Ve meşhur 'büyük av' başladı.
Av ki ne av!
Vuran vurana, vurulan vurulana…
İlk günkü haberler hiç iç açıcı değil.
Yine yanılmadık.
Yine her zamanki gibi oldu.
“Böyle av olmaz olsun” dedirten olaylar yaşandı.
“Kültür” diye memleketin doğasının içine eden grup, yine eline silah alarak önüne ne gelirse ateş etti!..
Aklı başında avcıları tenzih ederim.
Ancak genel manzara gerçekten korkunç.
Bırakın sürdürülebilir avı, sürdürülebilir doğayı, insanlık adına ürkütücü şeyler oldu.
Onlarca köpek zehirlendi İskele tarafında…
Acı çekerek öldüler!
Acı çekerek…
“Avlamayan” köpekler vuruldu, tam kalbinin üzerinden…
Kıp kırmızı kanlar buladı beyaz tüylerini…
“Av kuşu” olmayan binlerce kuş türüne ateş edildi, öldürüldü.
“Avlamayan” birçok köpek arazide bırakıldı, açlığa mahkum edildi.
Yeni açılan av bölgelerinde adeta katliam yaşandı.
Avcı kılıklı yasa tanımaz adamlar içlerindeki kural tanımaz yaratığı çıkardı, 3 tavşan, 10 keklik vuran oldu.
Vuran oldu da, denetleyenler neredeydi peki?
Ben, Kormacit bölgesinde dolaştım av günü, manzarayı daha iyi görebilmek için…
“Hedef tahtasına” dönen trafik tabelaları gördüm.
Ürkek ürkek dolaşan terk edilmiş köpekler gördüm.
Ava kapalı bölgelere can havliyle akın eden keklikleri izledim.
Ava kapalı alanlara girmeye teşebbüs eden ve şahsen benim uyarımla oradan uzaklaşan avcıları gördüm.
Ama ne hikmetse HİÇ POLİS ve AV KORUCUSU görmedim.
Büyük av diye diye içlerindeki yok edicileri gün yüzüne çıkaran vahşilerin, canlılar üzerindeki bu büyük şölenine “av” dediklerini gördüm yine bu sene…
Ve yine lanet okudum böyle insanlarla aynı havayı solumak zorunda bırakıldığım için.
Köpeğine ateş eden, her havalanan canlının bedenine şaşmalar dizen, devletin trafik tabelalarında 'hedef' denemesi yapan insanlarla aynı yurdu paylaştığıma lanet okudum.
“Büyük av” yine büyük nefretler doğurdu yüreğime…
Hiç dinmeyecek, hiç küçülmeyecek büyük nefretler…
Ve dedim ki kendi kendime “Son nefesine kadar bu rezil düzenle savaşmazsan eğer, sen de insan değilsin, insan değilsin… ”
----------------------------------------------
Facebook’ta bir uyarı mesajı: “Resmiye Canaltay seni (beni) Dr.

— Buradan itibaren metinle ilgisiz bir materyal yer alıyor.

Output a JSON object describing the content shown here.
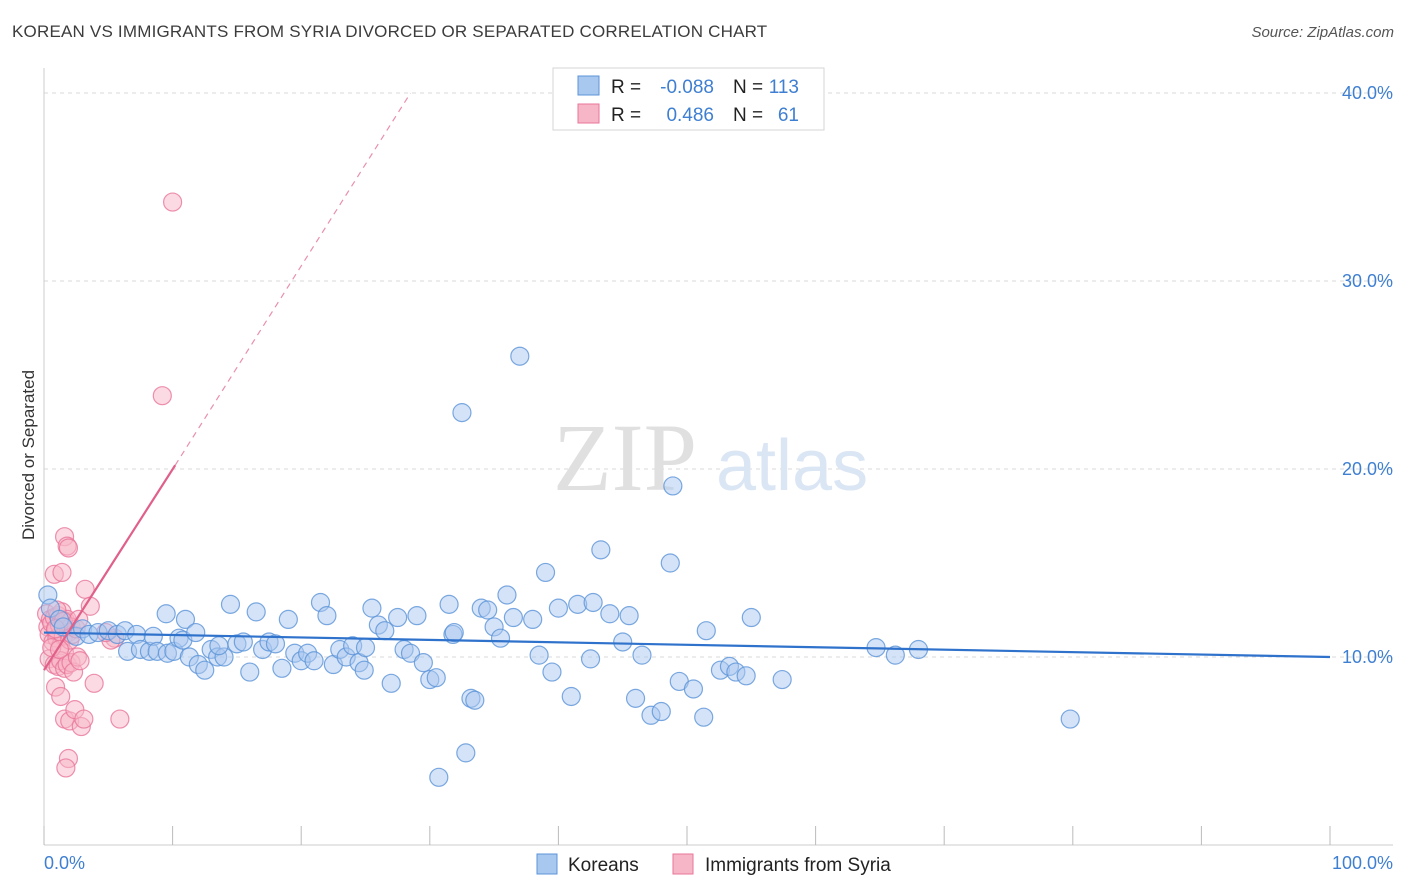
{
  "title": "KOREAN VS IMMIGRANTS FROM SYRIA DIVORCED OR SEPARATED CORRELATION CHART",
  "source": "Source: ZipAtlas.com",
  "watermark": {
    "zip": "ZIP",
    "atlas": "atlas"
  },
  "colors": {
    "koreans_fill": "#a9c8ef",
    "koreans_stroke": "#5b93d8",
    "koreans_line": "#2f72cc",
    "syria_fill": "#f7b6c8",
    "syria_stroke": "#e8759a",
    "syria_line": "#e0608a",
    "tick": "#3f7fd1",
    "grid": "#d9d9d9"
  },
  "stats": {
    "koreans": {
      "r_label": "R =",
      "r": "-0.088",
      "n_label": "N =",
      "n": "113"
    },
    "syria": {
      "r_label": "R =",
      "r": "0.486",
      "n_label": "N =",
      "n": "61"
    }
  },
  "chart_data": {
    "type": "scatter",
    "title": "KOREAN VS IMMIGRANTS FROM SYRIA DIVORCED OR SEPARATED CORRELATION CHART",
    "xlabel": "",
    "ylabel": "Divorced or Separated",
    "xlim": [
      0,
      100
    ],
    "ylim": [
      0,
      40.8
    ],
    "x_tick_labels": {
      "left": "0.0%",
      "right": "100.0%"
    },
    "y_ticks": [
      {
        "value": 10,
        "label": "10.0%"
      },
      {
        "value": 20,
        "label": "20.0%"
      },
      {
        "value": 30,
        "label": "30.0%"
      },
      {
        "value": 40,
        "label": "40.0%"
      }
    ],
    "legend": [
      "Koreans",
      "Immigrants from Syria"
    ],
    "series": [
      {
        "name": "Koreans",
        "trend": {
          "x": [
            0,
            100
          ],
          "y": [
            11.3,
            10.0
          ]
        },
        "points": [
          [
            0.3,
            13.3
          ],
          [
            0.5,
            12.6
          ],
          [
            1.2,
            12.0
          ],
          [
            1.5,
            11.6
          ],
          [
            2.5,
            11.1
          ],
          [
            3.0,
            11.5
          ],
          [
            3.5,
            11.2
          ],
          [
            4.2,
            11.3
          ],
          [
            5.0,
            11.4
          ],
          [
            5.7,
            11.2
          ],
          [
            6.3,
            11.4
          ],
          [
            6.5,
            10.3
          ],
          [
            7.2,
            11.2
          ],
          [
            7.5,
            10.4
          ],
          [
            8.2,
            10.3
          ],
          [
            8.5,
            11.1
          ],
          [
            8.8,
            10.3
          ],
          [
            9.5,
            12.3
          ],
          [
            9.6,
            10.2
          ],
          [
            10.1,
            10.3
          ],
          [
            10.5,
            11.0
          ],
          [
            10.8,
            10.9
          ],
          [
            11.0,
            12.0
          ],
          [
            11.3,
            10.0
          ],
          [
            11.8,
            11.3
          ],
          [
            12.0,
            9.6
          ],
          [
            12.5,
            9.3
          ],
          [
            13.0,
            10.4
          ],
          [
            13.5,
            10.0
          ],
          [
            14.0,
            10.0
          ],
          [
            14.5,
            12.8
          ],
          [
            15.0,
            10.7
          ],
          [
            15.5,
            10.8
          ],
          [
            16.0,
            9.2
          ],
          [
            16.5,
            12.4
          ],
          [
            17.0,
            10.4
          ],
          [
            17.5,
            10.8
          ],
          [
            18.0,
            10.7
          ],
          [
            18.5,
            9.4
          ],
          [
            19.0,
            12.0
          ],
          [
            19.5,
            10.2
          ],
          [
            20.0,
            9.8
          ],
          [
            20.5,
            10.2
          ],
          [
            21.0,
            9.8
          ],
          [
            21.5,
            12.9
          ],
          [
            22.0,
            12.2
          ],
          [
            22.5,
            9.6
          ],
          [
            23.0,
            10.4
          ],
          [
            23.5,
            10.0
          ],
          [
            24.0,
            10.6
          ],
          [
            24.5,
            9.7
          ],
          [
            25.0,
            10.5
          ],
          [
            25.5,
            12.6
          ],
          [
            26.0,
            11.7
          ],
          [
            26.5,
            11.4
          ],
          [
            27.0,
            8.6
          ],
          [
            27.5,
            12.1
          ],
          [
            28.0,
            10.4
          ],
          [
            28.5,
            10.2
          ],
          [
            29.0,
            12.2
          ],
          [
            29.5,
            9.7
          ],
          [
            30.0,
            8.8
          ],
          [
            30.5,
            8.9
          ],
          [
            31.5,
            12.8
          ],
          [
            31.8,
            11.2
          ],
          [
            32.5,
            23.0
          ],
          [
            32.8,
            4.9
          ],
          [
            33.2,
            7.8
          ],
          [
            33.5,
            7.7
          ],
          [
            34.0,
            12.6
          ],
          [
            34.5,
            12.5
          ],
          [
            35.0,
            11.6
          ],
          [
            35.5,
            11.0
          ],
          [
            36.0,
            13.3
          ],
          [
            36.5,
            12.1
          ],
          [
            37.0,
            26.0
          ],
          [
            38.0,
            12.0
          ],
          [
            38.5,
            10.1
          ],
          [
            39.0,
            14.5
          ],
          [
            39.5,
            9.2
          ],
          [
            40.0,
            12.6
          ],
          [
            41.0,
            7.9
          ],
          [
            41.5,
            12.8
          ],
          [
            42.5,
            9.9
          ],
          [
            42.7,
            12.9
          ],
          [
            43.3,
            15.7
          ],
          [
            44.0,
            12.3
          ],
          [
            45.0,
            10.8
          ],
          [
            45.5,
            12.2
          ],
          [
            46.0,
            7.8
          ],
          [
            46.5,
            10.1
          ],
          [
            47.2,
            6.9
          ],
          [
            48.0,
            7.1
          ],
          [
            48.7,
            15.0
          ],
          [
            48.9,
            19.1
          ],
          [
            49.4,
            8.7
          ],
          [
            50.5,
            8.3
          ],
          [
            51.3,
            6.8
          ],
          [
            51.5,
            11.4
          ],
          [
            52.6,
            9.3
          ],
          [
            53.3,
            9.5
          ],
          [
            53.8,
            9.2
          ],
          [
            54.6,
            9.0
          ],
          [
            55.0,
            12.1
          ],
          [
            57.4,
            8.8
          ],
          [
            64.7,
            10.5
          ],
          [
            66.2,
            10.1
          ],
          [
            68.0,
            10.4
          ],
          [
            79.8,
            6.7
          ],
          [
            30.7,
            3.6
          ],
          [
            31.9,
            11.3
          ],
          [
            24.9,
            9.3
          ],
          [
            13.6,
            10.6
          ]
        ]
      },
      {
        "name": "Immigrants from Syria",
        "trend": {
          "x": [
            0,
            10.2
          ],
          "y": [
            9.3,
            20.2
          ]
        },
        "trend_extension": {
          "x": [
            10.2,
            28.5
          ],
          "y": [
            20.2,
            40.0
          ]
        },
        "points": [
          [
            0.2,
            12.3
          ],
          [
            0.3,
            11.6
          ],
          [
            0.4,
            11.2
          ],
          [
            0.5,
            12.0
          ],
          [
            0.6,
            11.8
          ],
          [
            0.7,
            10.8
          ],
          [
            0.8,
            12.1
          ],
          [
            0.9,
            11.4
          ],
          [
            1.0,
            11.0
          ],
          [
            1.1,
            12.2
          ],
          [
            1.2,
            11.7
          ],
          [
            1.3,
            10.6
          ],
          [
            1.4,
            12.4
          ],
          [
            1.5,
            11.1
          ],
          [
            1.6,
            10.2
          ],
          [
            1.7,
            11.9
          ],
          [
            1.8,
            12.0
          ],
          [
            1.9,
            11.3
          ],
          [
            2.0,
            10.9
          ],
          [
            2.1,
            11.6
          ],
          [
            0.4,
            9.9
          ],
          [
            0.8,
            9.6
          ],
          [
            1.1,
            9.5
          ],
          [
            1.3,
            9.8
          ],
          [
            1.6,
            9.4
          ],
          [
            1.8,
            9.6
          ],
          [
            2.1,
            9.7
          ],
          [
            2.3,
            9.2
          ],
          [
            2.6,
            10.0
          ],
          [
            2.8,
            9.8
          ],
          [
            0.8,
            14.4
          ],
          [
            1.4,
            14.5
          ],
          [
            1.6,
            16.4
          ],
          [
            1.8,
            15.9
          ],
          [
            1.9,
            15.8
          ],
          [
            3.2,
            13.6
          ],
          [
            3.6,
            12.7
          ],
          [
            0.9,
            8.4
          ],
          [
            1.3,
            7.9
          ],
          [
            1.6,
            6.7
          ],
          [
            2.0,
            6.6
          ],
          [
            2.4,
            7.2
          ],
          [
            2.9,
            6.3
          ],
          [
            3.1,
            6.7
          ],
          [
            1.9,
            4.6
          ],
          [
            1.7,
            4.1
          ],
          [
            3.9,
            8.6
          ],
          [
            5.9,
            6.7
          ],
          [
            5.5,
            11.0
          ],
          [
            9.2,
            23.9
          ],
          [
            10.0,
            34.2
          ],
          [
            2.2,
            11.2
          ],
          [
            2.5,
            11.5
          ],
          [
            0.6,
            10.5
          ],
          [
            1.0,
            12.5
          ],
          [
            1.5,
            11.9
          ],
          [
            2.7,
            12.0
          ],
          [
            0.9,
            11.5
          ],
          [
            1.2,
            10.4
          ],
          [
            5.2,
            10.9
          ],
          [
            4.8,
            11.3
          ]
        ]
      }
    ]
  }
}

Derviş Eroğlu’nu beğenmeye davet etti” Burdan cevap vereyim: Ben almayayım Resmiye Hanım, pek beğenmiyorum babanızı. Tanrı uzun ömür versin ama, o makamla alakası yok, Derviş Bey’i de yarattığı rejimi de beğenmiyorum.
***
Avcılar kusuruma bakmasın ama parçalanmış tavşan ve keklikleri görünce 'bunun neresi spor' diye söylemekten kendimi alamadım. Hele o vurulan köpekler var ya tam bir facia. Allahlarından bulsunlar. Gününüz aydın haftanız bereketli olsun...
LEVENT ÖZADAM
***
Özel ilkokullarda Kıbrıslı öğretmenlerden İngilizceyi anadili gibi öğrenen öğrenciler neden devlet ilkokullarında İngilizceyi anadili gibi öğrenemiyor? Bilimsel açıklaması nedir gerçekten merak ettim.